Ok, this is supposed to be a sub, where common myths have no place, alas that's not the case. My only gripe is that someone will read this shit and starts to quote / believe it as it has some merit.

Can you give a source to this 56% failure rates? The only one i could find is based on data from 2009, from a small data-recovery company in Russia.

Worst case - you mean Backblaze. This company created a lot of pseudo-specialists when it comes to HDD reliability. We get it - its easy to read 8-bar graphs and it gives you a feeling like you know the entire industry.

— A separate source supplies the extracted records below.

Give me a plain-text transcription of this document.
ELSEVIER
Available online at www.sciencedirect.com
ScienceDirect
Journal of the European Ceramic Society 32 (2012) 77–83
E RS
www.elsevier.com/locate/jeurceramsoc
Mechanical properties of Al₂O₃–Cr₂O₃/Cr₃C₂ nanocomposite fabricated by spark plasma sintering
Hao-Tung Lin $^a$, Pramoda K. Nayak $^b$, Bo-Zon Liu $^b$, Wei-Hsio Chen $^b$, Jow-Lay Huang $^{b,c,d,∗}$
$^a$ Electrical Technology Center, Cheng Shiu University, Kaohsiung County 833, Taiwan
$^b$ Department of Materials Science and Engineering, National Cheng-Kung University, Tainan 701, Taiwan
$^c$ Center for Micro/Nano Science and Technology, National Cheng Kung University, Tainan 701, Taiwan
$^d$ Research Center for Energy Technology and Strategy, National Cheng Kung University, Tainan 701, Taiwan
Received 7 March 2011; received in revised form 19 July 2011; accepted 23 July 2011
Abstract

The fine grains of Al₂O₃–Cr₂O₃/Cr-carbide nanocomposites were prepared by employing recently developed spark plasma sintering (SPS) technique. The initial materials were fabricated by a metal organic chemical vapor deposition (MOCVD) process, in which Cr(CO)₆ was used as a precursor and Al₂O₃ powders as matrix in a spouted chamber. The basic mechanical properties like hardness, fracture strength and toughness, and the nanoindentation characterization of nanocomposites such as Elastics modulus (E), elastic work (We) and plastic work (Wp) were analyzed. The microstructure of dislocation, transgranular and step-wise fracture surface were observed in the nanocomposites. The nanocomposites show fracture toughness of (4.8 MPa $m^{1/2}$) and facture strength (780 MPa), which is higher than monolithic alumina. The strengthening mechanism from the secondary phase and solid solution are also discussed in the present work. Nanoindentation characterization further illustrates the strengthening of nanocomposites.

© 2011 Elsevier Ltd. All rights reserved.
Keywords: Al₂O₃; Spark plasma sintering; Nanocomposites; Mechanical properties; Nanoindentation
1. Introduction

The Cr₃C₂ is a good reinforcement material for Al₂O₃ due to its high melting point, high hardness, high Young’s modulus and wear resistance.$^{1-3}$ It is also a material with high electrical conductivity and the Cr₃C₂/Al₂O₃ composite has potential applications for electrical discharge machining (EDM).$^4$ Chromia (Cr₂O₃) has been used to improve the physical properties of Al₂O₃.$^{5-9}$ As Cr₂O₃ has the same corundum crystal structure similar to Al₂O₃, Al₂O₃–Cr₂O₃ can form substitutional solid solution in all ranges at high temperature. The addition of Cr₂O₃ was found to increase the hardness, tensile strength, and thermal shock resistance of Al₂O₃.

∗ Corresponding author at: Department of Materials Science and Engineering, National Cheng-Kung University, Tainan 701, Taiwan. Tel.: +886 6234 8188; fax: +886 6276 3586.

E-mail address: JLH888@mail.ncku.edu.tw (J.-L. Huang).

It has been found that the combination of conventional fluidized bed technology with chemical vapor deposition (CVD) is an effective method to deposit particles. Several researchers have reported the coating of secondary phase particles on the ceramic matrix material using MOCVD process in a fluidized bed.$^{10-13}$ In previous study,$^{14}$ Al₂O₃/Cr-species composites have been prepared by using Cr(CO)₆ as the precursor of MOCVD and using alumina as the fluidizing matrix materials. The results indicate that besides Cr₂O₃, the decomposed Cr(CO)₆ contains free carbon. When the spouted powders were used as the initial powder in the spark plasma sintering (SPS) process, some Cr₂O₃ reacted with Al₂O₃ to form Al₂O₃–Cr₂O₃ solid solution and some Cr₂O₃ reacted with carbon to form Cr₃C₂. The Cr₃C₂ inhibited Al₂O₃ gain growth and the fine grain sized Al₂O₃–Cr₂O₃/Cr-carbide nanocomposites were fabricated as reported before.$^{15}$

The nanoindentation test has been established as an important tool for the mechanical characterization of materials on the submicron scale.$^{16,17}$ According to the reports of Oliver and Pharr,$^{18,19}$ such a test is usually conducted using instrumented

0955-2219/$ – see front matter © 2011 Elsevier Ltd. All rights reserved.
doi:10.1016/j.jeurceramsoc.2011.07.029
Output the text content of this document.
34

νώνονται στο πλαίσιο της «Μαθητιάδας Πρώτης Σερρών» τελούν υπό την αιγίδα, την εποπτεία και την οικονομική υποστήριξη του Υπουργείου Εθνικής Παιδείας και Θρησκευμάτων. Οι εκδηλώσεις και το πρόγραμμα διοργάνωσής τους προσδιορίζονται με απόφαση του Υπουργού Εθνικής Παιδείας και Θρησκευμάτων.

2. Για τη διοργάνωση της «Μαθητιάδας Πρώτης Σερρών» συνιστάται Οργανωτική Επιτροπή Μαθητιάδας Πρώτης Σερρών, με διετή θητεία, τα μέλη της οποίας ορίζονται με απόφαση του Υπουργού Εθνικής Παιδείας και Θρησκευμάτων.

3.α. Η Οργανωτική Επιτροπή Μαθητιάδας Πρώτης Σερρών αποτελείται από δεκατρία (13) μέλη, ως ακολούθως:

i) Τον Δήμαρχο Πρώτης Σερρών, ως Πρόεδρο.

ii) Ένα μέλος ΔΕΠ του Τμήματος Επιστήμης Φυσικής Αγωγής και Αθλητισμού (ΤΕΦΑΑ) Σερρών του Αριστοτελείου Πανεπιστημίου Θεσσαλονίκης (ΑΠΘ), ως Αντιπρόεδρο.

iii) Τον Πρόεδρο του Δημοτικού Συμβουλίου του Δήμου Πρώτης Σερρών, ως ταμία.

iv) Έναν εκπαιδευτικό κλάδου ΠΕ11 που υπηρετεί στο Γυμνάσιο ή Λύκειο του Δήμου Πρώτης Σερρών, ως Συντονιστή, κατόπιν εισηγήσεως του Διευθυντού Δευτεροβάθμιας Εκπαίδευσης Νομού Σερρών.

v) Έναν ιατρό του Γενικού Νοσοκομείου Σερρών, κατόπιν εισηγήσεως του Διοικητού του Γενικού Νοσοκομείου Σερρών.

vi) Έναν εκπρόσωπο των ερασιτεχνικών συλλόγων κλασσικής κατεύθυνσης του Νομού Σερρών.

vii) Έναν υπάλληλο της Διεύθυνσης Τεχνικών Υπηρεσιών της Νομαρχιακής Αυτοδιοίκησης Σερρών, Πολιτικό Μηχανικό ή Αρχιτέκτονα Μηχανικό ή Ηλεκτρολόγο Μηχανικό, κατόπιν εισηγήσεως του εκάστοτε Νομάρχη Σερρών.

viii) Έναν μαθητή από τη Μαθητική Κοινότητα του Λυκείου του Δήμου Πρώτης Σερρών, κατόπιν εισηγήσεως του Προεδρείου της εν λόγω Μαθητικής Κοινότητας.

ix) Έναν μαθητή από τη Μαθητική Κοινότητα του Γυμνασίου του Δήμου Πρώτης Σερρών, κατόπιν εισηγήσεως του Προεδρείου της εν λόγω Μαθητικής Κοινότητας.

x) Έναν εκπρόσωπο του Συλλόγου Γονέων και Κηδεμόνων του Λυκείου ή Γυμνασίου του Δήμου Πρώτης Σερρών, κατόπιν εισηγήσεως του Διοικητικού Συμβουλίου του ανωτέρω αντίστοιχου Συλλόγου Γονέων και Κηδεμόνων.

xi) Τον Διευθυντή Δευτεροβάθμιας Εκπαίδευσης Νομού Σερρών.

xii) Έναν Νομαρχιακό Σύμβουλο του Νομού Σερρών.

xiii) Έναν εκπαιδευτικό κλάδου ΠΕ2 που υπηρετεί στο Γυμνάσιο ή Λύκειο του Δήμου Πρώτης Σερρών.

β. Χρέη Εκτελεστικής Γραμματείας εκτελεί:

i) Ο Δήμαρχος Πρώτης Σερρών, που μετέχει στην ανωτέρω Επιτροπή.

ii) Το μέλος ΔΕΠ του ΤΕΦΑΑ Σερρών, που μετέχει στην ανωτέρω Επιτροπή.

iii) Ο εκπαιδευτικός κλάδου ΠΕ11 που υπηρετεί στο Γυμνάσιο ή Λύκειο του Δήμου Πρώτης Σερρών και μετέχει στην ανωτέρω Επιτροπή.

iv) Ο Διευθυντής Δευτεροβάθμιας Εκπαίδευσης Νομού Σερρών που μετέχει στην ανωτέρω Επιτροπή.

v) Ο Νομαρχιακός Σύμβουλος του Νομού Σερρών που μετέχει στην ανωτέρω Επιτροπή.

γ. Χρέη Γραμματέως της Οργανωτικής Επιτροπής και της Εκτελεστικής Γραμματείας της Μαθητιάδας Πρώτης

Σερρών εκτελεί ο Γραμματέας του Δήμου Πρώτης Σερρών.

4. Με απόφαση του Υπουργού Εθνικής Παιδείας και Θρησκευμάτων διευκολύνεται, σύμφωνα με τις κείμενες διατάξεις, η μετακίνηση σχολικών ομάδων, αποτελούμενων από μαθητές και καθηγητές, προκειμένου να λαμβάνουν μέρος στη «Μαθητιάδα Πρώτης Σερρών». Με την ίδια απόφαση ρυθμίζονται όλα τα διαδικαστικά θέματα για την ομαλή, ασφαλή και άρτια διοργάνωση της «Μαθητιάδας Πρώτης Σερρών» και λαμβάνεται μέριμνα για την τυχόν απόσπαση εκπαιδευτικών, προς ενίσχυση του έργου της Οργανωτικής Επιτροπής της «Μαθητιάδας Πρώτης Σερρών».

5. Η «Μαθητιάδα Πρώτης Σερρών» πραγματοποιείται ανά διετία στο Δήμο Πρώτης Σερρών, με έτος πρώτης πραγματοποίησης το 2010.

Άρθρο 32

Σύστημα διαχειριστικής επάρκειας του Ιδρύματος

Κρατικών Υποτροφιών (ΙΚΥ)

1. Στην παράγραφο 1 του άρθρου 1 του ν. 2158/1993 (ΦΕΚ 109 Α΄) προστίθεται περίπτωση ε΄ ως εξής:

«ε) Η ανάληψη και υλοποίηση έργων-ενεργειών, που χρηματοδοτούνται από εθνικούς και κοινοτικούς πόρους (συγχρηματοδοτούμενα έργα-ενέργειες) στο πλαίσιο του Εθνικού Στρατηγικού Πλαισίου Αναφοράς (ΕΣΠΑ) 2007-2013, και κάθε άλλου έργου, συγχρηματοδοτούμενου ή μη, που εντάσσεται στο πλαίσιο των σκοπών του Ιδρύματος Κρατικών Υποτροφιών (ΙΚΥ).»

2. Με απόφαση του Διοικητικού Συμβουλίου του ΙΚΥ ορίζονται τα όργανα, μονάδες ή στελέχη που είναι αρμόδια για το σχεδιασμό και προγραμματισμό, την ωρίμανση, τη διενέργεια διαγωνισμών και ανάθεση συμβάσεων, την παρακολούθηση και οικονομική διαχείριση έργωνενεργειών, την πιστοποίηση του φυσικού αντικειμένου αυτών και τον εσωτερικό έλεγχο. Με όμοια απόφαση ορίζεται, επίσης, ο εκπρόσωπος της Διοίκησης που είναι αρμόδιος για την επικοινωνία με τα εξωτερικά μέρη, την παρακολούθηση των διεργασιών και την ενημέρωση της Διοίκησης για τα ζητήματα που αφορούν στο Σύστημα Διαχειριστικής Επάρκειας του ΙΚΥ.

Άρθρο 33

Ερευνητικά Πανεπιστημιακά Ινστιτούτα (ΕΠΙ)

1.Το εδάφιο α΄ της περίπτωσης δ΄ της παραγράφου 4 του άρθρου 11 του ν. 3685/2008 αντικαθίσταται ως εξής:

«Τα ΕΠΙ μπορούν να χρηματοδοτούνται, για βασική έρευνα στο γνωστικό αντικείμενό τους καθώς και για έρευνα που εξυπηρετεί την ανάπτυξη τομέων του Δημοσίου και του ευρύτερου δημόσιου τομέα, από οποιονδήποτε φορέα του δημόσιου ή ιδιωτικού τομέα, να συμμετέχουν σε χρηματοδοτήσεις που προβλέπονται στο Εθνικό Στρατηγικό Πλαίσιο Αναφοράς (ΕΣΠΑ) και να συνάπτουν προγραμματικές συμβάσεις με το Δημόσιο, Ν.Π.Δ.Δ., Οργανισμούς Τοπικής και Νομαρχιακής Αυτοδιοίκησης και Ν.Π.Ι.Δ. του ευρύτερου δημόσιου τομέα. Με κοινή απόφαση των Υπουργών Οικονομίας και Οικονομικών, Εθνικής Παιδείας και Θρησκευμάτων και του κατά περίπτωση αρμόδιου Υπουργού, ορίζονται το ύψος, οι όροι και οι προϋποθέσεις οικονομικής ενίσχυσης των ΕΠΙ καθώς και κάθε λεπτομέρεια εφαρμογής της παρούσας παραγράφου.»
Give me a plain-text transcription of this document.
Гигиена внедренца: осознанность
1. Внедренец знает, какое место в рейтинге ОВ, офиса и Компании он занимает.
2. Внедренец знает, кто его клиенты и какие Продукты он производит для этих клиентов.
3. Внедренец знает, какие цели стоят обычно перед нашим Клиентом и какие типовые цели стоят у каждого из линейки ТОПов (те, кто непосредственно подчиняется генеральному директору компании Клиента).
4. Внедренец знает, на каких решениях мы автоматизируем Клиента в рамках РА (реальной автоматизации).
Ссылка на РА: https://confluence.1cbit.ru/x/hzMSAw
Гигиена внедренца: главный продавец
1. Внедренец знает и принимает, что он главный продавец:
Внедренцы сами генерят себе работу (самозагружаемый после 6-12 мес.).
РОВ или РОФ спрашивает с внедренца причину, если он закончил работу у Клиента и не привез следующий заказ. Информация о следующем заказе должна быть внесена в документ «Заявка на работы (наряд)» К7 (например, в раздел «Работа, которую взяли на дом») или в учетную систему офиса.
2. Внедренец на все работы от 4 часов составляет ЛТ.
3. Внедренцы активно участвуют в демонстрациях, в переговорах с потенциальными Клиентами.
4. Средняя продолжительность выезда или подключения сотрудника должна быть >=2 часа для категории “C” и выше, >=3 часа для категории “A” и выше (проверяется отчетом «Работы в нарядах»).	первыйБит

But Backblaze shouldn't be an argument when you try to compare failure rates:

Why:

  • Backblaze uses redundancy to lower the cost and purchases second-hand / refurb drives whenever they can. This immediately means that you can't provide reliable stats as portion of your sample size may arrive faulty.
  • They don't have an equal sample size for each storage capacity. For example Seagate may have 1000 drives and WD 10. Extrapolations turns this from reports to predictions.
  • We don't know in what conditions they use those drives. The Backblaze pods put 40+ drives in a 4U/6U chassy and commodity hardware isn't that coping that well with heat / vibration and continuous use.
  • Backblaze does not disclose the sourcing of the drives. Sometimes the same models, from the same manufacturer can be "different" from region - to region.

The "reliability" report is just a marketing campaign from Backblaze. Why no one else in the industry "thought" of doing it - mostly, because the data is useless (as chances are you won't have even remotely close setup or sourcing), especially to end-users at home thinking about getting a new drive.

In short - HDDs fail for a lot of reasons. Its rarely that easy to say - that model is really bad (unless there's a bad batch) or even say a company is bad. Negative bias is dangerous when it comes to consumer-grade hardware and the best people can do is to check consumer reviews from a few different sources (amazon, new egg etc) before getting a particular model.